Foreign Ownership of Land in Thailand
As a general matter, Thai law prohibits foreigners from owning land in Thailand. The prohibition applies to foreign individuals and juristic entities (e.g., companies or partnerships). Additionally, it applies to Thai registered juristic entities, which are owned or controlled by foreigners. This law note describes generally the Thai law prohibiting land ownership by foreigners, as well as exceptions to and strategies for operating under the prohibition.
Prohibition on Foreign Ownership of Land
1. Thai Land Law:
Under Sec. 86 of the Thai Land Law, a foreigner may own land in Thailand only if permitted by treaty. In fact, Thailand does not have a treaty with any country permitting foreigners from that country to own land. Therefore, foreigners are effectively prohibited from owning land in Thailand. Under Sec. 97 of the Land Law, the definition of a foreigner includes Thai registered companies or partnerships in which more than 49% of the capital is owned by foreigners or of which more than half the shareholders or partners are foreigners.
As a practical matter, it is often difficult for a Thai company with foreigners having substantial minority ownership (e.g., 51% Thai, 49% foreign) to acquire land in Thailand. The policies of Land Offices vary throughout Thailand, but often they require that Thais own at least 60% or 70% of a company in order to register land ownership.
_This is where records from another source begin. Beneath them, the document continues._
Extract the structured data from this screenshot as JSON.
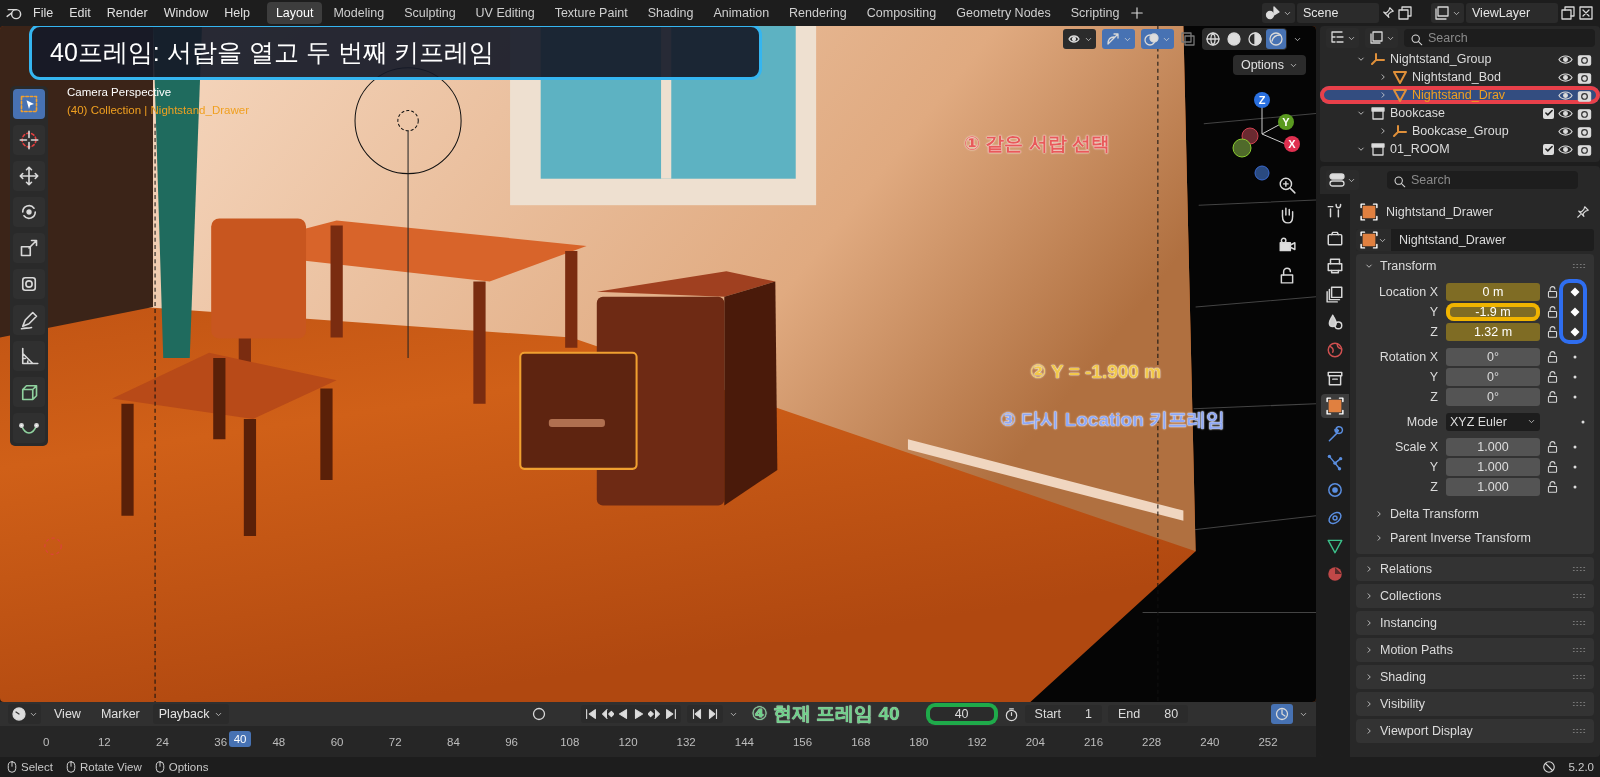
{
  "topbar": {
    "menu": [
      "File",
      "Edit",
      "Render",
      "Window",
      "Help"
    ],
    "workspaces": [
      {
        "label": "Layout",
        "selected": true
      },
      {
        "label": "Modeling",
        "selected": false
      },
      {
        "label": "Sculpting",
        "selected": false
      },
      {
        "label": "UV Editing",
        "selected": false
      },
      {
        "label": "Texture Paint",
        "selected": false
      },
      {
        "label": "Shading",
        "selected": false
      },
      {
        "label": "Animation",
        "selected": false
      },
      {
        "label": "Rendering",
        "selected": false
      },
      {
        "label": "Compositing",
        "selected": false
      },
      {
        "label": "Geometry Nodes",
        "selected": false
      },
      {
        "label": "Scripting",
        "selected": false
      }
    ],
    "scene": "Scene",
    "view_layer": "ViewLayer"
  },
  "viewport": {
    "banner": "40프레임: 서랍을 열고 두 번째 키프레임",
    "options": "Options",
    "camera_label": "Camera Perspective",
    "object_label": "(40) Collection | Nightstand_Drawer",
    "tools": [
      {
        "kind": "select",
        "selected": true
      },
      {
        "kind": "cursor",
        "selected": false
      },
      {
        "kind": "move",
        "selected": false
      },
      {
        "kind": "rotate",
        "selected": false
      },
      {
        "kind": "scale",
        "selected": false
      },
      {
        "kind": "transform",
        "selected": false
      },
      {
        "kind": "annotate",
        "selected": false
      },
      {
        "kind": "measure",
        "selected": false
      },
      {
        "kind": "add-cube",
        "selected": false
      },
      {
        "kind": "curve",
        "selected": false
      }
    ],
    "shading_modes": [
      {
        "kind": "wireframe",
        "selected": false
      },
      {
        "kind": "solid",
        "selected": false
      },
      {
        "kind": "material",
        "selected": false
      },
      {
        "kind": "rendered",
        "selected": true
      }
    ],
    "gizmo_axes": [
      "Z",
      "Y",
      "X"
    ],
    "notes": [
      {
        "text": "① 같은 서랍 선택",
        "color": "#e85a5a"
      },
      {
        "text": "② Y = -1.900 m",
        "color": "#f2c84a"
      },
      {
        "text": "③ 다시 Location 키프레임",
        "color": "#8fa8f5"
      }
    ]
  },
  "outliner": {
    "search_placeholder": "Search",
    "tree": [
      {
        "kind": "group",
        "label": "Nightstand_Group",
        "expanded": true,
        "selected": false,
        "highlight": false,
        "children": [
          {
            "kind": "mesh",
            "label": "Nightstand_Bod",
            "expanded": false,
            "selected": false,
            "highlight": false
          },
          {
            "kind": "mesh",
            "label": "Nightstand_Drav",
            "expanded": false,
            "selected": true,
            "highlight": true
          }
        ]
      },
      {
        "kind": "collection",
        "label": "Bookcase",
        "expanded": true,
        "checked": true,
        "selected": false,
        "highlight": false,
        "children": [
          {
            "kind": "group",
            "label": "Bookcase_Group",
            "expanded": false,
            "selected": false,
            "highlight": false
          }
        ]
      },
      {
        "kind": "collection",
        "label": "01_ROOM",
        "expanded": true,
        "checked": true,
        "selected": false,
        "highlight": false
      }
    ]
  },
  "properties": {
    "search_placeholder": "Search",
    "tabs": [
      {
        "kind": "tool",
        "selected": false
      },
      {
        "kind": "render",
        "selected": false
      },
      {
        "kind": "output",
        "selected": false
      },
      {
        "kind": "view-layer",
        "selected": false
      },
      {
        "kind": "scene",
        "selected": false
      },
      {
        "kind": "world",
        "selected": false
      },
      {
        "kind": "collection",
        "selected": false
      },
      {
        "kind": "object",
        "selected": true
      },
      {
        "kind": "modifiers",
        "selected": false
      },
      {
        "kind": "particles",
        "selected": false
      },
      {
        "kind": "physics",
        "selected": false
      },
      {
        "kind": "constraints",
        "selected": false
      },
      {
        "kind": "data",
        "selected": false
      },
      {
        "kind": "material",
        "selected": false
      }
    ],
    "object_name": "Nightstand_Drawer",
    "datablock": "Nightstand_Drawer",
    "transform": {
      "title": "Transform",
      "expanded": true,
      "groups": [
        {
          "keys_highlighted": true,
          "rows": [
            {
              "kind": "number",
              "label": "Location X",
              "value": "0 m",
              "keyed": true,
              "highlight": false
            },
            {
              "kind": "number",
              "label": "Y",
              "value": "-1.9 m",
              "keyed": true,
              "highlight": true
            },
            {
              "kind": "number",
              "label": "Z",
              "value": "1.32 m",
              "keyed": true,
              "highlight": false
            }
          ]
        },
        {
          "keys_highlighted": false,
          "rows": [
            {
              "kind": "number",
              "label": "Rotation X",
              "value": "0°",
              "keyed": false,
              "highlight": false
            },
            {
              "kind": "number",
              "label": "Y",
              "value": "0°",
              "keyed": false,
              "highlight": false
            },
            {
              "kind": "number",
              "label": "Z",
              "value": "0°",
              "keyed": false,
              "highlight": false
            }
          ]
        },
        {
          "keys_highlighted": false,
          "rows": [
            {
              "kind": "menu",
              "label": "Mode",
              "value": "XYZ Euler",
              "keyed": false,
              "highlight": false
            }
          ]
        },
        {
          "keys_highlighted": false,
          "rows": [
            {
              "kind": "number",
              "label": "Scale X",
              "value": "1.000",
              "keyed": false,
              "highlight": false
            },
            {
              "kind": "number",
              "label": "Y",
              "value": "1.000",
              "keyed": false,
              "highlight": false
            },
            {
              "kind": "number",
              "label": "Z",
              "value": "1.000",
              "keyed": false,
              "highlight": false
            }
          ]
        }
      ],
      "subpanels": [
        {
          "label": "Delta Transform",
          "expanded": false
        },
        {
          "label": "Parent Inverse Transform",
          "expanded": false
        }
      ]
    },
    "panels": [
      {
        "label": "Relations",
        "expanded": false
      },
      {
        "label": "Collections",
        "expanded": false
      },
      {
        "label": "Instancing",
        "expanded": false
      },
      {
        "label": "Motion Paths",
        "expanded": false
      },
      {
        "label": "Shading",
        "expanded": false
      },
      {
        "label": "Visibility",
        "expanded": false
      },
      {
        "label": "Viewport Display",
        "expanded": false
      }
    ]
  },
  "timeline": {
    "menu": [
      "View",
      "Marker",
      "Playback"
    ],
    "note": {
      "text": "④ 현재 프레임 40",
      "color": "#6fd08a"
    },
    "current_frame": "40",
    "frame_highlighted": true,
    "start_label": "Start",
    "start": "1",
    "end_label": "End",
    "end": "80",
    "ruler": [
      "0",
      "12",
      "24",
      "36",
      "48",
      "60",
      "72",
      "84",
      "96",
      "108",
      "120",
      "132",
      "144",
      "156",
      "168",
      "180",
      "192",
      "204",
      "216",
      "228",
      "240",
      "252"
    ],
    "playhead": "40"
  },
  "status_bar": {
    "items": [
      "Select",
      "Rotate View",
      "Options"
    ],
    "version": "5.2.0"
  }
}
Under former Land Office policy, Thai nationals who married foreigners were prohibited from ownership of land in Thailand. This prohibition was based on principles of community property law and a general presumption that the Thai spouse was holding the land for the benefit of the foreigner. However, under current Land Office policy the Thai spouse can own land in Thailand, provided that the foreign spouse signs a letter declaring the property to be the separate property of the Thai spouse and waiving any interest in the property.